We are turning into the parking lot of Congregation Beth Israel. The rabbi’s car is already there. Several more cars approach as we park. The cars keep coming and we are awed — so many people, not a single one late.
We greet each other and enter the chapel, 40 people in all. The crowd includes several teenagers who rise early each day for school and normally would cherish the chance to sleep in. They come willingly, without complaint. It is Rosh Hodesh, the new moon, and the service will be longer than usual; still there is no grumbling.
What are we doing in the synagogue at such an ungodly hour of the morning? After all, it is Sunday, and the synagogue’s minyan won’t convene until 9:00 a.m.
But my son Daniel is leaving this morning for a year in Israel, and he can’t attend the regular minyan or he will miss his flight. But he needs a minyan—it is Larry’s yahrtzeit, the one-year anniversary of his father’s unexpected death.
How can Daniel possibly embrace the next important chapter in his life with a whole heart until he has fulfilled this final obligation in the year of mourning for his dad? The timing is a cruel coincidence — or so I think.
I ask the rabbi some weeks in advance if he is willing to convene an additional, much earlier, minyan on that Sunday and he readily agrees.
My daughters, Robin and Amy, could fulfill their own obligations two-and-a-half-hours later with the regular minyan, but both opt unhesitatingly for the earlier one, in solidarity with their brother.
Though I am uncomfortable with the request, I quietly ask a few friends if they will help. They assure me that they will be there, to meet Daniel’s needs, to support our family, to remember and honor Larry. I ask only enough people to ensure that we will have 10.
I couldn’t have anticipated the response. Word spreads of the early morning minyan, and people come. And come. And come.
A college friend of Larry’s who happens to be in Milwaukee for the holiday weekend. A visitor from out of town who hears of the minyan from his son and insists upon coming to help as well. Many congregants and friends. People who generally daven in a mehitzah minyan. And people who are leaders in their Reform congregations.

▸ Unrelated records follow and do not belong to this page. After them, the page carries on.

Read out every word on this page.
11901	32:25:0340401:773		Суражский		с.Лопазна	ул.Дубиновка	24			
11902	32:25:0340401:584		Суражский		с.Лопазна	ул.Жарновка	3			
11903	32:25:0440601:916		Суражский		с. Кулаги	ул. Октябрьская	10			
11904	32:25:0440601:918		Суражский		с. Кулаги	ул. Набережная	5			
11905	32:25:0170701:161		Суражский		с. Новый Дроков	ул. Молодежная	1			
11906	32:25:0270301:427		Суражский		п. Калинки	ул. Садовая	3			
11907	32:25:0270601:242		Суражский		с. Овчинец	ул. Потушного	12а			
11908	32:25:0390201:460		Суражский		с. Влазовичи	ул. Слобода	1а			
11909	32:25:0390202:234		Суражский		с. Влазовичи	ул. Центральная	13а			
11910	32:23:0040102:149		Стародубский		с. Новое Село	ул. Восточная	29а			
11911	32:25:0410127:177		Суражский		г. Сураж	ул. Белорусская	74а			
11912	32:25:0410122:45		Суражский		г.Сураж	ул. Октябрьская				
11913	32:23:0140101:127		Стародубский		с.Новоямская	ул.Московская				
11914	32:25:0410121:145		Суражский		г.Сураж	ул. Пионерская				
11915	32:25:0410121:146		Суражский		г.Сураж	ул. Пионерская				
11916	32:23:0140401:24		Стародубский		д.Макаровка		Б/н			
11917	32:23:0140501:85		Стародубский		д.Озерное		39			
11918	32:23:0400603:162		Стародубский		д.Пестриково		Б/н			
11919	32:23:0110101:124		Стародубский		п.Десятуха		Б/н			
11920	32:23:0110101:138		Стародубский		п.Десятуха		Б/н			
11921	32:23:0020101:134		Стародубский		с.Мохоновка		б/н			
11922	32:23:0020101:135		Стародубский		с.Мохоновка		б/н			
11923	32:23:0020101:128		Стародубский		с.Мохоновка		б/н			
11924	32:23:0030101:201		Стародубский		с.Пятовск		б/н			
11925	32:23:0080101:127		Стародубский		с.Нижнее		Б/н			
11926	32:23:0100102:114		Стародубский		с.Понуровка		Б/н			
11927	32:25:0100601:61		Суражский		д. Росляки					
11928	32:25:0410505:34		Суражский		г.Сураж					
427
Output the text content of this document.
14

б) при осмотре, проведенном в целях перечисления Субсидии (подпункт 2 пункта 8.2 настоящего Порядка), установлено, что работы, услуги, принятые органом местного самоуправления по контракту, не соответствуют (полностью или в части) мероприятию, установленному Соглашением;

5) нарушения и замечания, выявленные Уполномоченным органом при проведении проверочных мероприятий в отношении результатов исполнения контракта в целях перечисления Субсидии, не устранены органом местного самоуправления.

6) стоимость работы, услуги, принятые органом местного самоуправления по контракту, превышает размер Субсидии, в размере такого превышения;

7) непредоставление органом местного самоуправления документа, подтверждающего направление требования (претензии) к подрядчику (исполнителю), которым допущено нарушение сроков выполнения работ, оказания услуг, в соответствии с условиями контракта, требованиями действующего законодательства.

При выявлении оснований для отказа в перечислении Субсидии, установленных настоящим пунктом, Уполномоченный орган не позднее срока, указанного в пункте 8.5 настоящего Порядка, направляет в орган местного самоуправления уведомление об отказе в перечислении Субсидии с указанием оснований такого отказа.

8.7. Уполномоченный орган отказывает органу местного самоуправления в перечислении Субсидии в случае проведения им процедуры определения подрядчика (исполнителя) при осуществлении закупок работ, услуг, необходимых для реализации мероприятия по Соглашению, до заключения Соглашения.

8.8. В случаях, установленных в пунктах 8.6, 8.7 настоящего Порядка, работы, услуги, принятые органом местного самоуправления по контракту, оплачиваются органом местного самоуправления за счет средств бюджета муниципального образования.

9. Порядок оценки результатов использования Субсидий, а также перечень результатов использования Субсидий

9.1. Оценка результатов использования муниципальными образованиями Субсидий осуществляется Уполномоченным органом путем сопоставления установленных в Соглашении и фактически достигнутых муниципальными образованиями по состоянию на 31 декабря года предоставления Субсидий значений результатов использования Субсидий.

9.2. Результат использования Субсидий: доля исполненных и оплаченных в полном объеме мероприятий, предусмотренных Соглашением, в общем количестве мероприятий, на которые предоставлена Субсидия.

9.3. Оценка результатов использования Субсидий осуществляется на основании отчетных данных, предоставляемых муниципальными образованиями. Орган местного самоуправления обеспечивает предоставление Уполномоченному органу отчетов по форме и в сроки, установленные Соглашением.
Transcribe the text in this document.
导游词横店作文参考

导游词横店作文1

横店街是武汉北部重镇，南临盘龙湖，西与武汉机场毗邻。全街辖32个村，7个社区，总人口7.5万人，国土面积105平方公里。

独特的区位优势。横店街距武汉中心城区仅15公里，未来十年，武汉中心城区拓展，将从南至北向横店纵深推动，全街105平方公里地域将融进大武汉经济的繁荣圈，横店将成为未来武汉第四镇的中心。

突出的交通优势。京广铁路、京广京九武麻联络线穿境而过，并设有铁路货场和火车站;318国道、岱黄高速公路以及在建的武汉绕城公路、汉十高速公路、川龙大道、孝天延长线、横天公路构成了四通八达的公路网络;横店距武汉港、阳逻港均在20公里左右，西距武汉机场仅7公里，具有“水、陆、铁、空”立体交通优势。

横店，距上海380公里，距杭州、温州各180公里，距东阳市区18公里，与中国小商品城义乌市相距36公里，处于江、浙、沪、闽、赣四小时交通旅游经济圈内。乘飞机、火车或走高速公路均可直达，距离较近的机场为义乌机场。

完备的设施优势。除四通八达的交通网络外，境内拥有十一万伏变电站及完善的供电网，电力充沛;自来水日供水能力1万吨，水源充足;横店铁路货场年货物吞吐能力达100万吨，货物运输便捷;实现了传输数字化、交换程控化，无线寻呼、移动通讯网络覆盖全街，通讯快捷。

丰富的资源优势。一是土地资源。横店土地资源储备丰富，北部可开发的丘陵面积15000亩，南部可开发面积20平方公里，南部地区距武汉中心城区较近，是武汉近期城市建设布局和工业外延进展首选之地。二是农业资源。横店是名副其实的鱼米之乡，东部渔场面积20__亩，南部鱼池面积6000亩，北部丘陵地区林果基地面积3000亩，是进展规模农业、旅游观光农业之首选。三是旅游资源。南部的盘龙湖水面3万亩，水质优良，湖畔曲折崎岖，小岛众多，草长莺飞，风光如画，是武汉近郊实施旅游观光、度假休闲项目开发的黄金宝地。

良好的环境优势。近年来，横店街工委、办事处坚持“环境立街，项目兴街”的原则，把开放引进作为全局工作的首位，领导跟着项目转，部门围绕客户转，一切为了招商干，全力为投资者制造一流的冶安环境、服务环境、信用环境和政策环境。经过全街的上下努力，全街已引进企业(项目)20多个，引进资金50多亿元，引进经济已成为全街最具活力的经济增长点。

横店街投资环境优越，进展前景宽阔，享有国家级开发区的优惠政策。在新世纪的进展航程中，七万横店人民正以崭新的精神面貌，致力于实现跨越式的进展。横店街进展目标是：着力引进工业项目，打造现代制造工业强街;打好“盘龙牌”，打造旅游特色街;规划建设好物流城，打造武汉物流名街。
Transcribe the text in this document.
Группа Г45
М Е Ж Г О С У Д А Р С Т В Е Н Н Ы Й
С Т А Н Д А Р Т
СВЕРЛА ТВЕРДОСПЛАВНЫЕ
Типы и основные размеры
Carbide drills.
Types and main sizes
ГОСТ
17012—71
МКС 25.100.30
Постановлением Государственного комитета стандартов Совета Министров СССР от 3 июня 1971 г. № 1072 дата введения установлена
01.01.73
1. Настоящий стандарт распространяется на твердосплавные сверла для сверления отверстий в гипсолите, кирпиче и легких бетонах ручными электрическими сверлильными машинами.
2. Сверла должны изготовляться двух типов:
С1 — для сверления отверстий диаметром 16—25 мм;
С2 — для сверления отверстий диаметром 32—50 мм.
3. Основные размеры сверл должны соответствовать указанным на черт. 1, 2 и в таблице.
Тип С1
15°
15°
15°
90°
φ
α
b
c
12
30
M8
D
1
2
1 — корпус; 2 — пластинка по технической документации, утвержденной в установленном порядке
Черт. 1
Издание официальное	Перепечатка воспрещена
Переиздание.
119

Today, it does not matter what labels we wear or what synagogue we belong to. It does not matter what time it is or how long the service will take. For some, it does not even matter that we are meeting for the first time that morning or that they never met Larry.
Today we are simply a community of Jews, whose generosity of spirit brings healing to a young man by enabling him to say Kaddish for his father. A minyan in its purest form, convened for the noblest of purposes.
In this span of an hour, in the presence of those who have given the greatest and most precious of gifts — their presence — we share an experience of the sacred.
It is warm and hamish, but it is more than this. It is a holy encounter. And finally, after a year of struggling to understand God’s role in this tragedy, I am comforted.
Larry would not miss Daniel’s send-off to Israel. God would not, either. It was an ungodly hour of the morning, to be sure, but “ahen yesh Adonai bamakom hazeh….,” “surely God is in this place.”
Karen Lieberman lives in Mequon with her three children. Her husband, Larry Lieberman, died unexpectedly in August 2007.